Another issue that is of topical interest is water bottling. Again this is an issue that Neesam authoritively addresses and in doing so succeeds in pushing back the date for the first Harrogate water bottling to circa 1630 (page 81). I am not sure about Neesam’s speculation that Harrogate may have been the first bottled water however; Malvern can claim to have evidence to suggest a slightly earlier date. Doubtless this issue will raise itself again in the future as spa historians delve into the provenance of their favoured localities.
Having explored the text, the reader of the Harrogate Great Chronicle then discovers that the volume is only part 1. Modern technology has resulted in an accompanying cd rom containing a mass of source and bibliographical material used in the preparation of the Harrogate Great Chronicle. This part 2 comprises primary as well as secondary sources and is therefore an invaluable aid to future researchers who may have difficulty in viewing the original material. Text references in the book lead you straight to the detailed source material on the cd. It also provides a partial archive that will back up the originals, should they be destroyed or lost in the future. Unlikely say some, but it was only a few years ago that Brighton Library had a disastrous flood that damaged forever their important collections.

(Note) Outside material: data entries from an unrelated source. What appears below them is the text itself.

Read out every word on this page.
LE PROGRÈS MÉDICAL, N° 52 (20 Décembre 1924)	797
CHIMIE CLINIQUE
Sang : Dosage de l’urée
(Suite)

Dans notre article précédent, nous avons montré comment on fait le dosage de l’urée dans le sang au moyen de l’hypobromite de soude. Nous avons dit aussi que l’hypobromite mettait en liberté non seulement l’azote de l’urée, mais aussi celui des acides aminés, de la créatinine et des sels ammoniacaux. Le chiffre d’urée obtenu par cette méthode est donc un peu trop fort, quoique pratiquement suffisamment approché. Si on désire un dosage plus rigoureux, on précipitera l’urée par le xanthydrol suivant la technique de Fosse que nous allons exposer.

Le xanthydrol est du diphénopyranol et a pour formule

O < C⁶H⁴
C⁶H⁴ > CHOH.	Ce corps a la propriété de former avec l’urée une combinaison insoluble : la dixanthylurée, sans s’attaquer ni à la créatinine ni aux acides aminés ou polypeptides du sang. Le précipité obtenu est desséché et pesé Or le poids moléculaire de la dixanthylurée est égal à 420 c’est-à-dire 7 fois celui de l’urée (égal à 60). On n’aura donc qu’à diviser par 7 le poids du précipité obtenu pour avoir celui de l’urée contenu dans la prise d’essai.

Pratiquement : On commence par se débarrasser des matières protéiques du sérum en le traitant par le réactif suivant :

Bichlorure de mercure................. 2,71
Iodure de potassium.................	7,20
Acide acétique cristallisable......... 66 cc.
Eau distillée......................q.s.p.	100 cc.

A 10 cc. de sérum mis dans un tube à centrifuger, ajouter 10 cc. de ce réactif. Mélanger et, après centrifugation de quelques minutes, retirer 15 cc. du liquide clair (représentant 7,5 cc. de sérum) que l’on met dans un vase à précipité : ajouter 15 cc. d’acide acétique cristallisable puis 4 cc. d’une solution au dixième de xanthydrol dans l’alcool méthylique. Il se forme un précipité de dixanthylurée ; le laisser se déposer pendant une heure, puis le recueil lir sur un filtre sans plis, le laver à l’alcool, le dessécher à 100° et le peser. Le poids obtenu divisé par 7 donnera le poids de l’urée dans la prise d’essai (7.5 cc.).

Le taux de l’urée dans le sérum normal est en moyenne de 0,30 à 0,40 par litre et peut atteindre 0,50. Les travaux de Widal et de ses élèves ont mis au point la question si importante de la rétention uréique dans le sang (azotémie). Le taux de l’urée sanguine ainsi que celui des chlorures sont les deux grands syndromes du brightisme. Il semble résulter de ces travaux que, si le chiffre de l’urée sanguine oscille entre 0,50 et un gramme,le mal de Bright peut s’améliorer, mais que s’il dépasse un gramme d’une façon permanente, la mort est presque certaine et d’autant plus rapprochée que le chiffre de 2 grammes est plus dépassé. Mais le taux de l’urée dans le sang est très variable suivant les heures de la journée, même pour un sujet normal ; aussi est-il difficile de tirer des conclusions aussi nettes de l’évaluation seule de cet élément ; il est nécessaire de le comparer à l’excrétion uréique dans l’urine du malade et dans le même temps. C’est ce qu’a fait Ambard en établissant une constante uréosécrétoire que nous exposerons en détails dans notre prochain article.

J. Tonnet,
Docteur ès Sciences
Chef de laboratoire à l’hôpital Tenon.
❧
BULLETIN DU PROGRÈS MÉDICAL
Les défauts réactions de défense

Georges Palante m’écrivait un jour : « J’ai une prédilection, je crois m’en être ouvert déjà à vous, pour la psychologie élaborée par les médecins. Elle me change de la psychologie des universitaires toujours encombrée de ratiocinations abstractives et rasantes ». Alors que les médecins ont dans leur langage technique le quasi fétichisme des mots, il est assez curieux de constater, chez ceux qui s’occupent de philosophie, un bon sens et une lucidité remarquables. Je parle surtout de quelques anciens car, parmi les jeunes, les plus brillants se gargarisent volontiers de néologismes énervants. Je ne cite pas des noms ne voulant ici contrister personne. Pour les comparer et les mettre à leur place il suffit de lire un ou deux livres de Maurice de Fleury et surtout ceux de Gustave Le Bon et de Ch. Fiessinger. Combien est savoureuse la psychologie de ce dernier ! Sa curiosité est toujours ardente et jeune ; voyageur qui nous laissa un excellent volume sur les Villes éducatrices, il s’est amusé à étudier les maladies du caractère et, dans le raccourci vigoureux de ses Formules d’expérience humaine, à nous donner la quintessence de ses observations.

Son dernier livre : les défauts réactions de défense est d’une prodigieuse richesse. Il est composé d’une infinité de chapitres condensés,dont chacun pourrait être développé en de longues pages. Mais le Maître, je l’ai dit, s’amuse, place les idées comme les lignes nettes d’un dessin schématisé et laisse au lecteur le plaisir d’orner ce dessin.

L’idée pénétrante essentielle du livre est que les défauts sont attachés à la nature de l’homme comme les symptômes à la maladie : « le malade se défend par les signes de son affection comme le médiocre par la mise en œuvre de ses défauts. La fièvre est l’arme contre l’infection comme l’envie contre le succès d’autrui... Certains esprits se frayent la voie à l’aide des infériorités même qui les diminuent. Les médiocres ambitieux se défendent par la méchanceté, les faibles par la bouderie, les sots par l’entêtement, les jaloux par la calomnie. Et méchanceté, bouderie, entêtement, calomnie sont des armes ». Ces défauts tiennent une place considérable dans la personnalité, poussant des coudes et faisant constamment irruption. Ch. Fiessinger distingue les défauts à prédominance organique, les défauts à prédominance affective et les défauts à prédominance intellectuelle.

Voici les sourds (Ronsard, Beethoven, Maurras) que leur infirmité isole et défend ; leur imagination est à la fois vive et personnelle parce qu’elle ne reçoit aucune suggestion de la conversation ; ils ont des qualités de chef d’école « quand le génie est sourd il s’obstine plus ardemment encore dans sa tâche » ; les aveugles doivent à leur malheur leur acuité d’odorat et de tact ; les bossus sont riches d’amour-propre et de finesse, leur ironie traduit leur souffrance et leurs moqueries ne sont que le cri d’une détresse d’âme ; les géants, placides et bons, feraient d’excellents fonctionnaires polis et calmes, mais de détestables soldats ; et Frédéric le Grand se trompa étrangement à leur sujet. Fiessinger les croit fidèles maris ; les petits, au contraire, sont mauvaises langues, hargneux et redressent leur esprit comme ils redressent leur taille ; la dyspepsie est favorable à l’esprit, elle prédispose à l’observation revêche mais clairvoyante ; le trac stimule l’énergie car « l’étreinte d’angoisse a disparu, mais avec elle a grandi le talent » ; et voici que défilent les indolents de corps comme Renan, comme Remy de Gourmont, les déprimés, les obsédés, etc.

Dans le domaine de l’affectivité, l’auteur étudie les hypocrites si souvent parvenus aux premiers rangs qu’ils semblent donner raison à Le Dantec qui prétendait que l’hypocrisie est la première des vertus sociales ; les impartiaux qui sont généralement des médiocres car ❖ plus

In 100 years time I can see Neesam’s work being republished as a facsimile edition, just as William Grainge’s work of 1871 was in 1988. The Harrogate Great Chronicle is one of those erudite works that elevates local history from a retirement pursuit of the middle classes to scholarship of the highest level. The problem with all knowledge is that the more you know the more you realise you do not know. I am sure that the debate will go on, especially as more history of Harrogate is created daily. However the Harrogate Great Chronicle is not only one of those books that you inevitably end up putting the word “the” before to emphasise its importance, it is a significant stepping stone in evaluating Harrogate’s past from which the present town and a whole branch of international healthcare has evolved.
Dr Bruce Osborne, Spas Research Fellowship 7 January 2006.
Harrogate Great Chronicle (2005) Neesam M, Carnegie Publishing. Hard Back, 448 pp. 103 illustrations, 48 plans, with accompanying cd rom. Available direct from the publishers priced £25.00 (01524 840111) as well as all good bookshops.